Inspector general denies hiding 2008 report on Phoenix VA wait times (Free Beacon)
The VA Inspector General denied hiding a 2008 report that identified improper manipulations of patient wait times at the Phoenix VA hospital where up to 40 veterans died while awaiting care. In a statement, acting Veterans Affairs Inspector General Richard Griffin said that “suggestions from the media and some members of Congress that the OIG kept secret inappropriate scheduling practices are belied by nearly a decade of reporting.” “We encourage serious readers to consider the persistent alarms the OIG has raised on patient wait times and scheduling practices—alarms acknowledged on numerous occasions by Congress at oversight hearings,” Griffin said. The Washington Examiner’s Mark Flatten reported last week that a 2008 VA Inspector General report found employees at the Phoenix VA hospital were deliberately falsifying patient wait times to game the system. “We found that it was an accepted past practice at the medical center to alter appointments to avoid wait times greater than 30 days and that some employees still continue this practice,” the 2008 report read. However, that report was never released to the public.

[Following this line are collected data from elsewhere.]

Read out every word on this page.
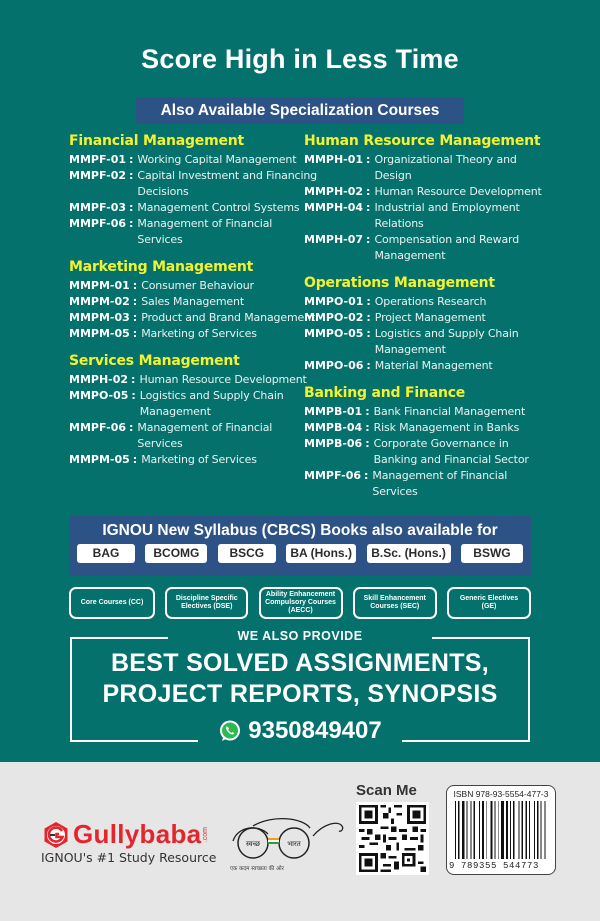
Score High in Less Time
Also Available Specialization Courses
Financial Management
MMPF-01 : Working Capital Management
MMPF-02 : Capital Investment and Financing Decisions
MMPF-03 : Management Control Systems
MMPF-06 : Management of Financial Services
Marketing Management
MMPM-01 : Consumer Behaviour
MMPM-02 : Sales Management
MMPM-03 : Product and Brand Management
MMPM-05 : Marketing of Services
Services Management
MMPH-02 : Human Resource Development
MMPO-05 : Logistics and Supply Chain Management
MMPF-06 : Management of Financial Services
MMPM-05 : Marketing of Services
Human Resource Management
MMPH-01 : Organizational Theory and Design
MMPH-02 : Human Resource Development
MMPH-04 : Industrial and Employment Relations
MMPH-07 : Compensation and Reward Management
Operations Management
MMPO-01 : Operations Research
MMPO-02 : Project Management
MMPO-05 : Logistics and Supply Chain Management
MMPO-06 : Material Management
Banking and Finance
MMPB-01 : Bank Financial Management
MMPB-04 : Risk Management in Banks
MMPB-06 : Corporate Governance in Banking and Financial Sector
MMPF-06 : Management of Financial Services
IGNOU New Syllabus (CBCS) Books also available for
BAG	BCOMG	BSCG	BA (Hons.)	B.Sc. (Hons.)	BSWG
Core Courses (CC)
Discipline Specific Electives (DSE)
Ability Enhancement Compulsory Courses (AECC)
Skill Enhancement Courses (SEC)
Generic Electives (GE)
WE ALSO PROVIDE
BEST SOLVED ASSIGNMENTS,
PROJECT REPORTS, SYNOPSIS
9350849407
Gullybaba .com
IGNOU's #1 Study Resource
स्वच्छ	भारत
एक कदम स्वच्छता की ओर
Scan Me	ISBN 978-93-5554-477-3
9 789355 544773
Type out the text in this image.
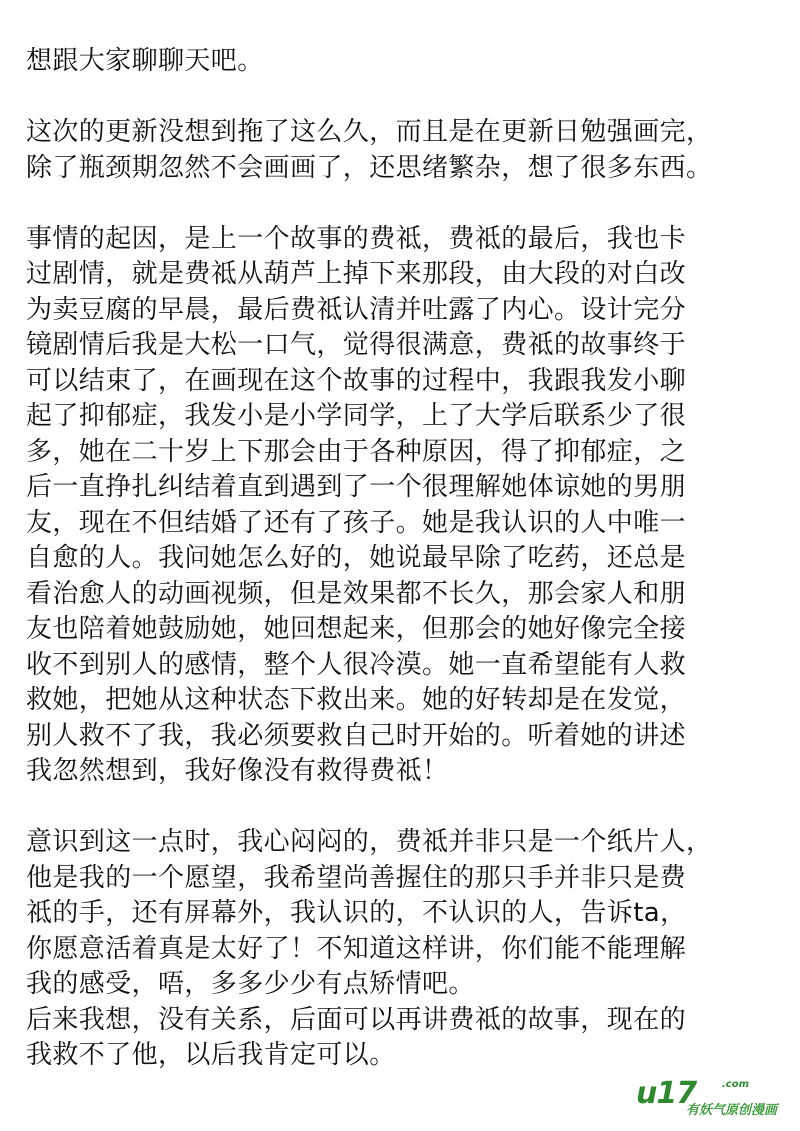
想跟大家聊聊天吧。
这次的更新没想到拖了这么久，而且是在更新日勉强画完，
除了瓶颈期忽然不会画画了，还思绪繁杂，想了很多东西。
事情的起因，是上一个故事的费祗，费祗的最后，我也卡
过剧情，就是费祗从葫芦上掉下来那段，由大段的对白改
为卖豆腐的早晨，最后费祗认清并吐露了内心。设计完分
镜剧情后我是大松一口气，觉得很满意，费祗的故事终于
可以结束了，在画现在这个故事的过程中，我跟我发小聊
起了抑郁症，我发小是小学同学，上了大学后联系少了很
多，她在二十岁上下那会由于各种原因，得了抑郁症，之
后一直挣扎纠结着直到遇到了一个很理解她体谅她的男朋
友，现在不但结婚了还有了孩子。她是我认识的人中唯一
自愈的人。我问她怎么好的，她说最早除了吃药，还总是
看治愈人的动画视频，但是效果都不长久，那会家人和朋
友也陪着她鼓励她，她回想起来，但那会的她好像完全接
收不到别人的感情，整个人很冷漠。她一直希望能有人救
救她，把她从这种状态下救出来。她的好转却是在发觉，
别人救不了我，我必须要救自己时开始的。听着她的讲述
我忽然想到，我好像没有救得费祗！
意识到这一点时，我心闷闷的，费祗并非只是一个纸片人，
他是我的一个愿望，我希望尚善握住的那只手并非只是费
祗的手，还有屏幕外，我认识的，不认识的人，告诉ta，
你愿意活着真是太好了！不知道这样讲，你们能不能理解
我的感受，唔，多多少少有点矫情吧。
后来我想，没有关系，后面可以再讲费祗的故事，现在的
我救不了他，以后我肯定可以。
u17	.com
有妖气原创漫画
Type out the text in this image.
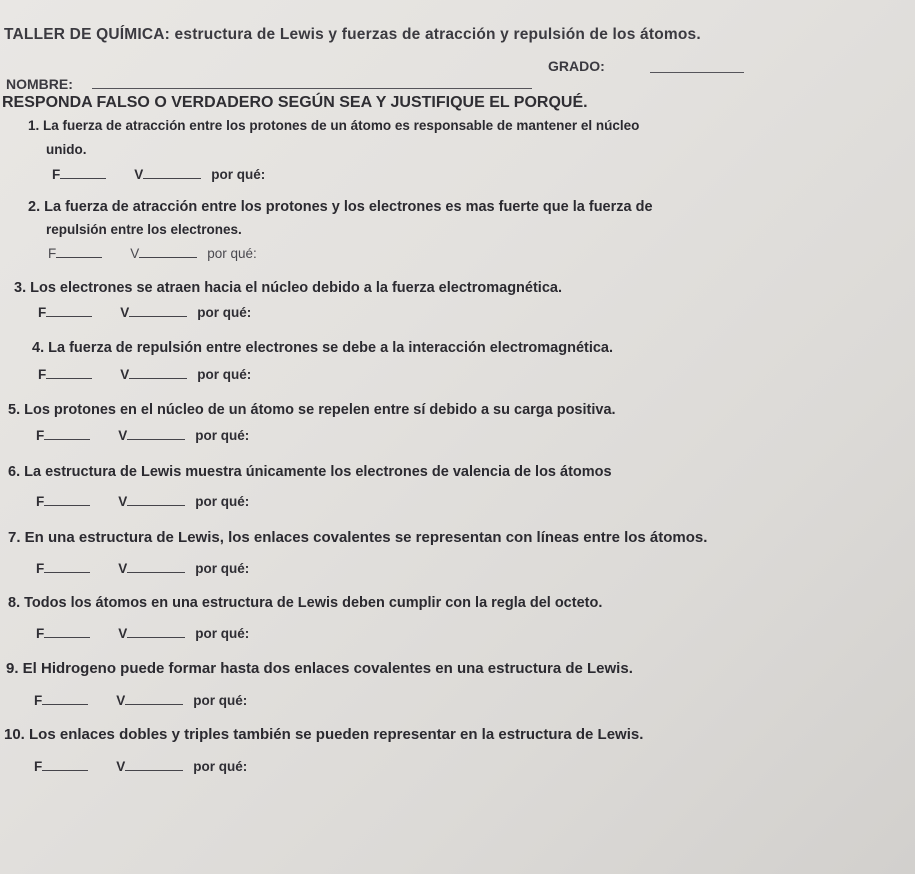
TALLER DE QUÍMICA: estructura de Lewis y fuerzas de atracción y repulsión de los átomos.
GRADO:
NOMBRE:
RESPONDA FALSO O VERDADERO SEGÚN SEA Y JUSTIFIQUE EL PORQUÉ.
1. La fuerza de atracción entre los protones de un átomo es responsable de mantener el núcleo
unido.
F	V	por qué:
2. La fuerza de atracción entre los protones y los electrones es mas fuerte que la fuerza de
repulsión entre los electrones.
F	V	por qué:
3. Los electrones se atraen hacia el núcleo debido a la fuerza electromagnética.
F	V	por qué:
4. La fuerza de repulsión entre electrones se debe a la interacción electromagnética.
F	V	por qué:
5. Los protones en el núcleo de un átomo se repelen entre sí debido a su carga positiva.
F	V	por qué:
6. La estructura de Lewis muestra únicamente los electrones de valencia de los átomos
F	V	por qué:
7. En una estructura de Lewis, los enlaces covalentes se representan con líneas entre los átomos.
F	V	por qué:
8. Todos los átomos en una estructura de Lewis deben cumplir con la regla del octeto.
F	V	por qué:
9. El Hidrogeno puede formar hasta dos enlaces covalentes en una estructura de Lewis.
F	V	por qué:
10. Los enlaces dobles y triples también se pueden representar en la estructura de Lewis.
F	V	por qué:
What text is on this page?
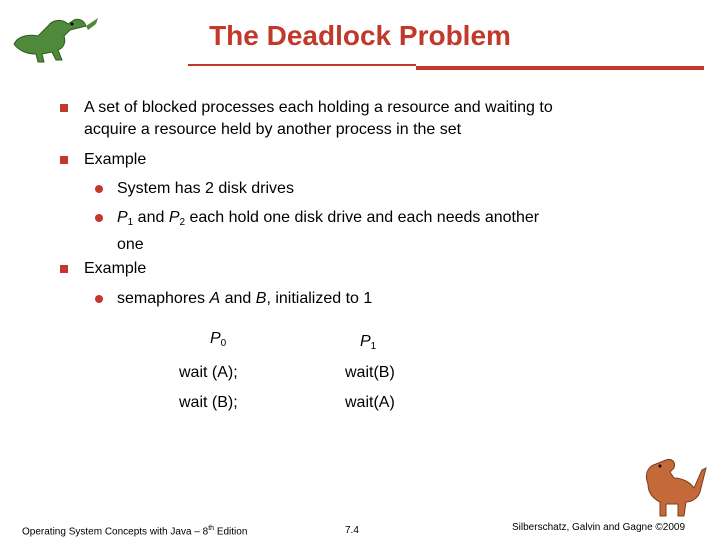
The Deadlock Problem
A set of blocked processes each holding a resource and waiting to
acquire a resource held by another process in the set
Example
System has 2 disk drives
$P_1$ and $P_2$ each hold one disk drive and each needs another
one
Example
semaphores A and B, initialized to 1
$P_0$	$P_1$
wait (A);	wait(B)
wait (B);	wait(A)
Operating System Concepts with Java – 8th Edition	7.4	Silberschatz, Galvin and Gagne ©2009
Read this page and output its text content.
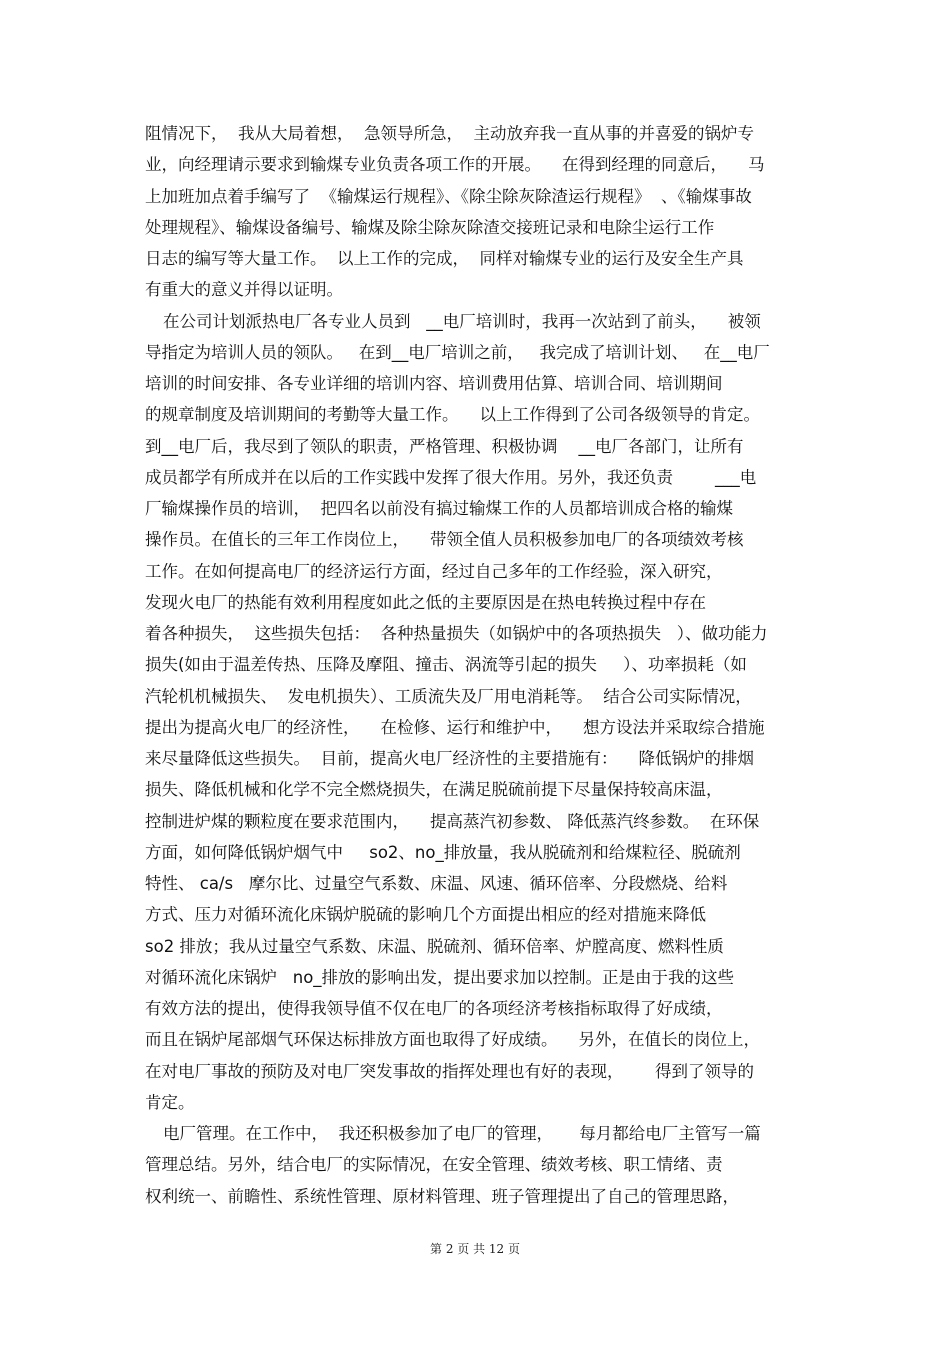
阻情况下，  我从大局着想，  急领导所急，  主动放弃我一直从事的并喜爱的锅炉专
业，向经理请示要求到输煤专业负责各项工作的开展。    在得到经理的同意后，    马
上加班加点着手编写了  《输煤运行规程》、《除尘除灰除渣运行规程》  、《输煤事故
处理规程》、输煤设备编号、输煤及除尘除灰除渣交接班记录和电除尘运行工作
日志的编写等大量工作。  以上工作的完成，  同样对输煤专业的运行及安全生产具
有重大的意义并得以证明。
在公司计划派热电厂各专业人员到   __电厂培训时，我再一次站到了前头，    被领
导指定为培训人员的领队。   在到__电厂培训之前，   我完成了培训计划、   在__电厂
培训的时间安排、各专业详细的培训内容、培训费用估算、培训合同、培训期间
的规章制度及培训期间的考勤等大量工作。    以上工作得到了公司各级领导的肯定。
到__电厂后，我尽到了领队的职责，严格管理、积极协调    __电厂各部门，让所有
成员都学有所成并在以后的工作实践中发挥了很大作用。另外，我还负责        ___电
厂输煤操作员的培训，  把四名以前没有搞过输煤工作的人员都培训成合格的输煤
操作员。在值长的三年工作岗位上，    带领全值人员积极参加电厂的各项绩效考核
工作。在如何提高电厂的经济运行方面，经过自己多年的工作经验，深入研究，
发现火电厂的热能有效利用程度如此之低的主要原因是在热电转换过程中存在
着各种损失，  这些损失包括：  各种热量损失（如锅炉中的各项热损失   ）、做功能力
损失(如由于温差传热、压降及摩阻、撞击、涡流等引起的损失     ）、功率损耗（如
汽轮机机械损失、  发电机损失）、工质流失及厂用电消耗等。  结合公司实际情况，
提出为提高火电厂的经济性，    在检修、运行和维护中，    想方设法并采取综合措施
来尽量降低这些损失。  目前，提高火电厂经济性的主要措施有：    降低锅炉的排烟
损失、降低机械和化学不完全燃烧损失，在满足脱硫前提下尽量保持较高床温，
控制进炉煤的颗粒度在要求范围内，    提高蒸汽初参数、 降低蒸汽终参数。  在环保
方面，如何降低锅炉烟气中     so2、no_排放量，我从脱硫剂和给煤粒径、脱硫剂
特性、 ca/s   摩尔比、过量空气系数、床温、风速、循环倍率、分段燃烧、给料
方式、压力对循环流化床锅炉脱硫的影响几个方面提出相应的经对措施来降低
so2 排放；我从过量空气系数、床温、脱硫剂、循环倍率、炉膛高度、燃料性质
对循环流化床锅炉   no_排放的影响出发，提出要求加以控制。正是由于我的这些
有效方法的提出，使得我领导值不仅在电厂的各项经济考核指标取得了好成绩，
而且在锅炉尾部烟气环保达标排放方面也取得了好成绩。    另外，在值长的岗位上，
在对电厂事故的预防及对电厂突发事故的指挥处理也有好的表现，      得到了领导的
肯定。
电厂管理。在工作中，  我还积极参加了电厂的管理，     每月都给电厂主管写一篇
管理总结。另外，结合电厂的实际情况，在安全管理、绩效考核、职工情绪、责
权利统一、前瞻性、系统性管理、原材料管理、班子管理提出了自己的管理思路，
第 2 页 共 12 页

VA settles Pittsburgh Legionnaires suit for $125,000 (Associated Press)
The Department of Veterans Affairs has agreed to pay $125,000 to settle a lawsuit filed by the son of a Marine veteran who died after contracting Legionnaire’s disease at a Pittsburgh VA hospital. The Pittsburgh Tribune-Review says a federal judge in Pittsburgh recently approved a motion to split the money between three sons of 74-year-old Clark Compston, of Aliquippa, Pa. Compston was being treated for lunch cancer at the Pittsburgh VA’s University Drive hospital when he got the waterborne bacterial illness in September 2011. He died two months later.